In the past decade, organic–inorganic hybrid materials have received significant attention for their greatly improved physical and mechanical properties or new functional properties at relatively low inorganic filler loading levels comparing with conventional microcomposites.^19,20 Polyhedral oligomeric silsesquioxane (POSS), as a hybrid material, consists of silicon and oxygen atoms arranged in an inner eight-cornered cage with the Si atoms positioned at the corners.
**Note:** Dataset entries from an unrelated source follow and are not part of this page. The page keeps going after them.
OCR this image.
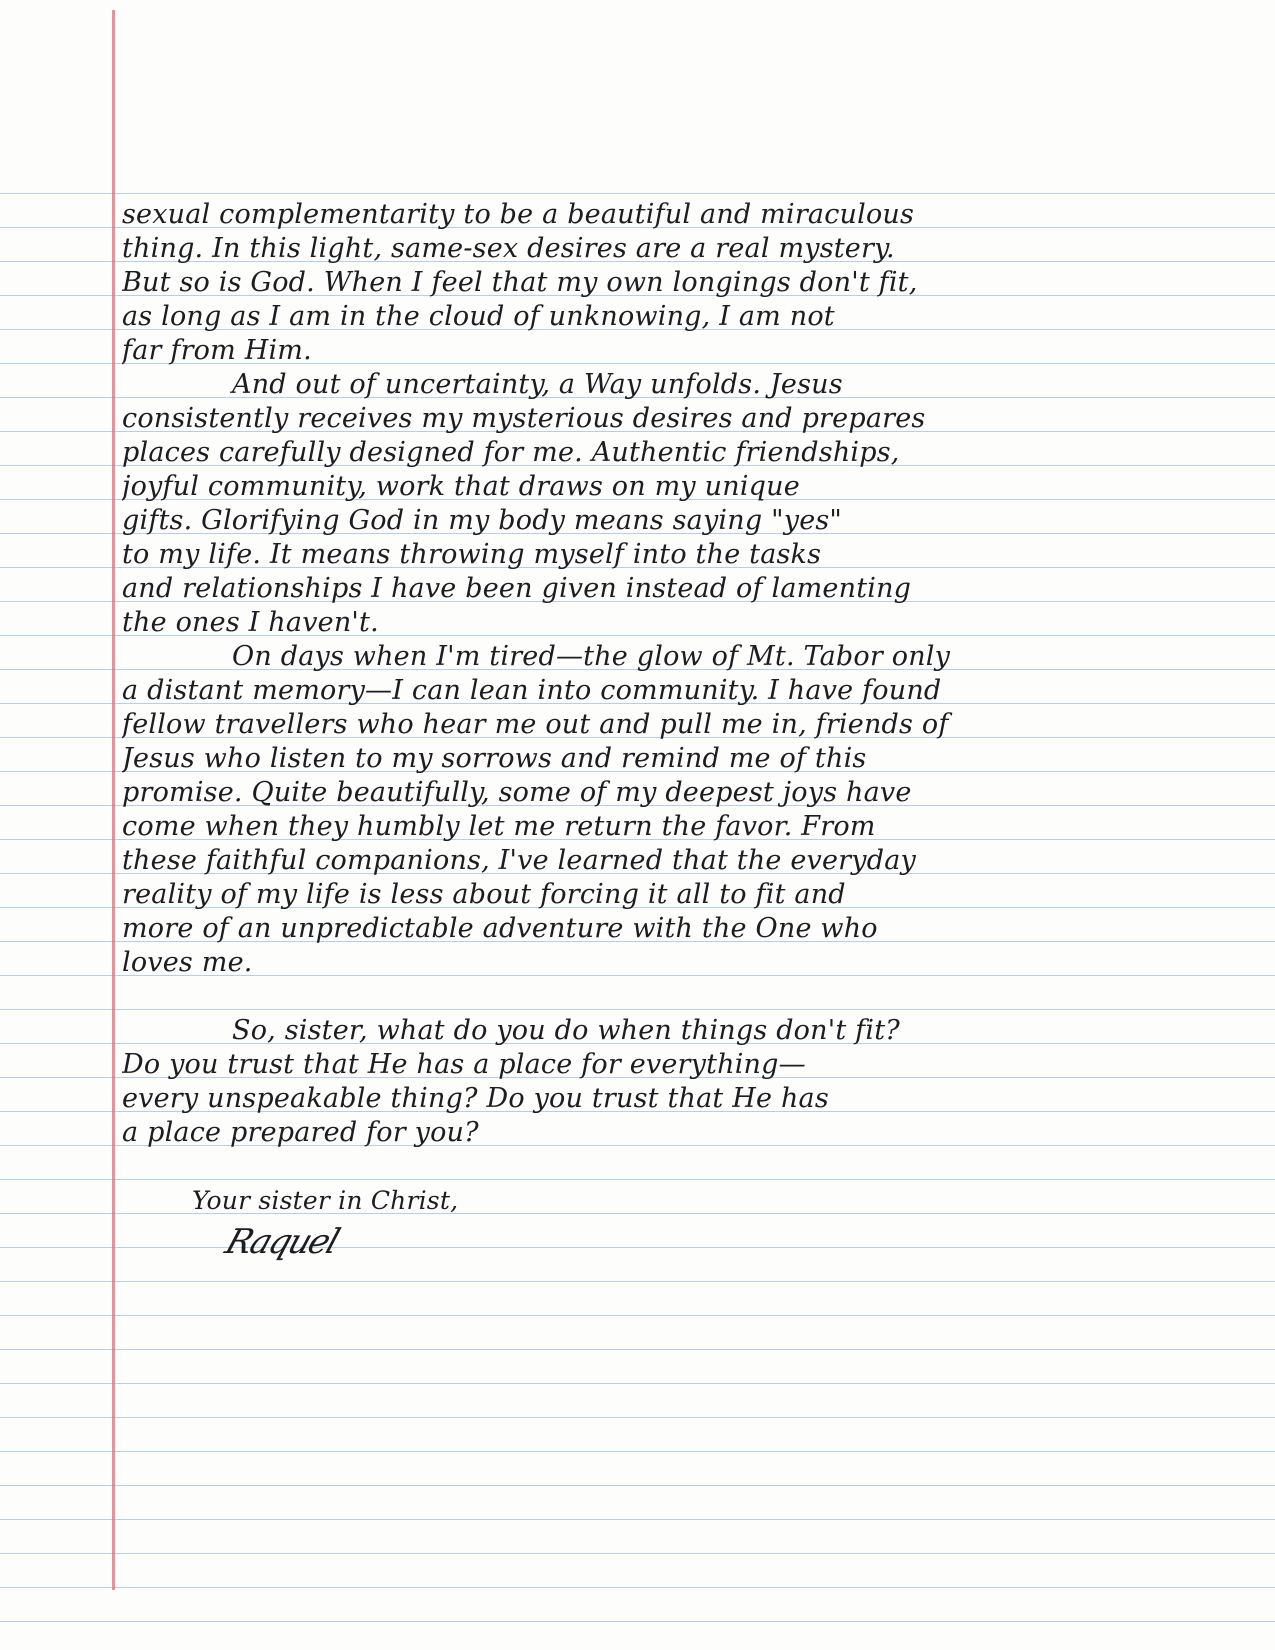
sexual complementarity to be a beautiful and miraculous
thing. In this light, same-sex desires are a real mystery.
But so is God. When I feel that my own longings don't fit,
as long as I am in the cloud of unknowing, I am not
far from Him.
And out of uncertainty, a Way unfolds. Jesus
consistently receives my mysterious desires and prepares
places carefully designed for me. Authentic friendships,
joyful community, work that draws on my unique
gifts. Glorifying God in my body means saying "yes"
to my life. It means throwing myself into the tasks
and relationships I have been given instead of lamenting
the ones I haven't.
On days when I'm tired—the glow of Mt. Tabor only
a distant memory—I can lean into community. I have found
fellow travellers who hear me out and pull me in, friends of
Jesus who listen to my sorrows and remind me of this
promise. Quite beautifully, some of my deepest joys have
come when they humbly let me return the favor. From
these faithful companions, I've learned that the everyday
reality of my life is less about forcing it all to fit and
more of an unpredictable adventure with the One who
loves me.
So, sister, what do you do when things don't fit?
Do you trust that He has a place for everything—
every unspeakable thing? Do you trust that He has
a place prepared for you?
Your sister in Christ,
Raquel
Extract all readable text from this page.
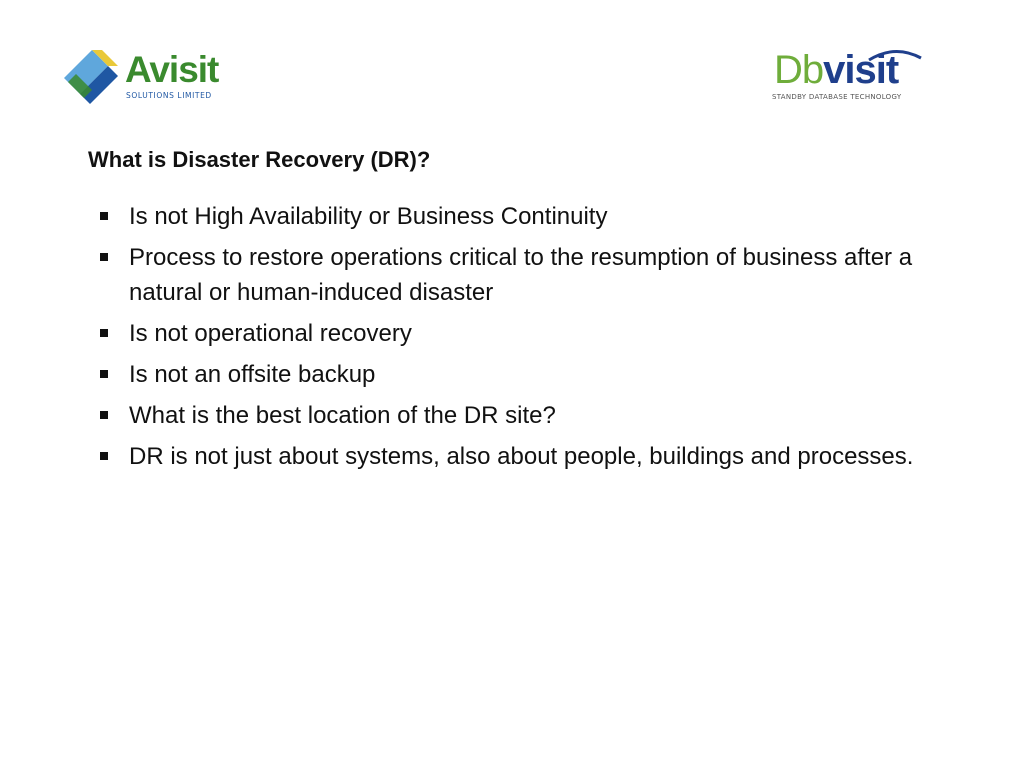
Avisit
SOLUTIONS LIMITED
Dbvisit
STANDBY DATABASE TECHNOLOGY
What is Disaster Recovery (DR)?
Is not High Availability or Business Continuity
Process to restore operations critical to the resumption of business after a natural or human-induced disaster
Is not operational recovery
Is not an offsite backup
What is the best location of the DR site?
DR is not just about systems, also about people, buildings and processes.
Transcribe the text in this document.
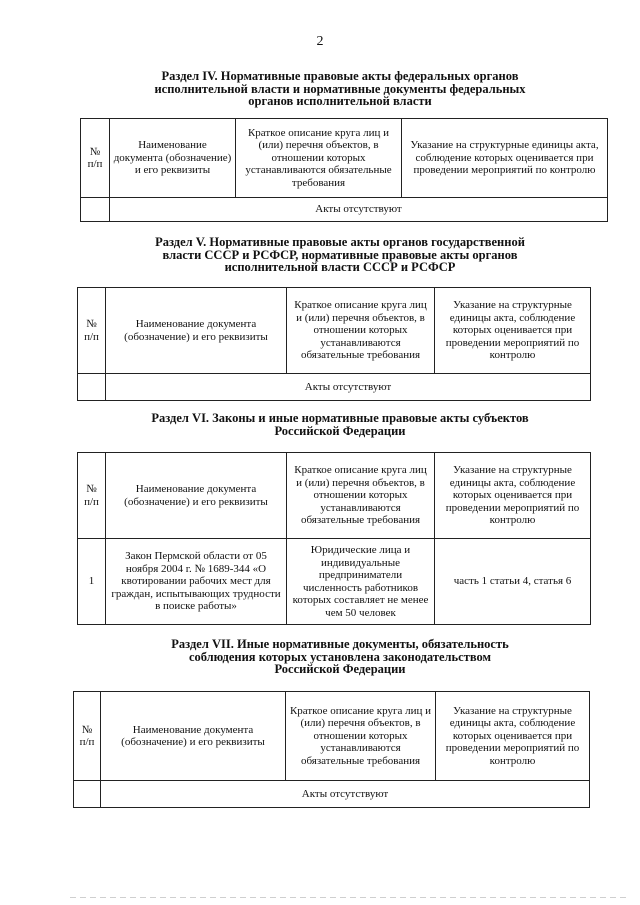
2
Раздел IV. Нормативные правовые акты федеральных органов
исполнительной власти и нормативные документы федеральных
органов исполнительной власти
№ п/п	Наименование документа (обозначение) и его реквизиты	Краткое описание круга лиц и (или) перечня объектов, в отношении которых устанавливаются обязательные требования	Указание на структурные единицы акта, соблюдение которых оценивается при проведении мероприятий по контролю
	Акты отсутствуют		
Раздел V. Нормативные правовые акты органов государственной
власти СССР и РСФСР, нормативные правовые акты органов
исполнительной власти СССР и РСФСР
№ п/п	Наименование документа (обозначение) и его реквизиты	Краткое описание круга лиц и (или) перечня объектов, в отношении которых устанавливаются обязательные требования	Указание на структурные единицы акта, соблюдение которых оценивается при проведении мероприятий по контролю
	Акты отсутствуют		
Раздел VI. Законы и иные нормативные правовые акты субъектов
Российской Федерации
№ п/п	Наименование документа (обозначение) и его реквизиты	Краткое описание круга лиц и (или) перечня объектов, в отношении которых устанавливаются обязательные требования	Указание на структурные единицы акта, соблюдение которых оценивается при проведении мероприятий по контролю
1	Закон Пермской области от 05 ноября 2004 г. № 1689-344 «О квотировании рабочих мест для граждан, испытывающих трудности в поиске работы»	Юридические лица и индивидуальные предприниматели численность работников которых составляет не менее чем 50 человек	часть 1 статьи 4, статья 6
Раздел VII. Иные нормативные документы, обязательность
соблюдения которых установлена законодательством
Российской Федерации
№ п/п	Наименование документа (обозначение) и его реквизиты	Краткое описание круга лиц и (или) перечня объектов, в отношении которых устанавливаются обязательные требования	Указание на структурные единицы акта, соблюдение которых оценивается при проведении мероприятий по контролю
	Акты отсутствуют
The inorganic core of POSS has a diameter of approximately 0.45 nm.²¹ Each POSS molecule contains organic functionalities on its eight reactive sites which makes the POSS nanostructure compatible with various polymer matrices,^21,22 such as polynorbornene,²³ polyurethane,^3,4 epoxy resin,²⁴ poly(methyl methacrylate),²⁵ poly(4-methylstyrene)²⁶ and siloxane polymers.²⁷ Generally, the mechanical properties, thermal stability, oxidative resistance, anti-flammability and surface hardness of the polymers can be improved due to the incorporation of POSS.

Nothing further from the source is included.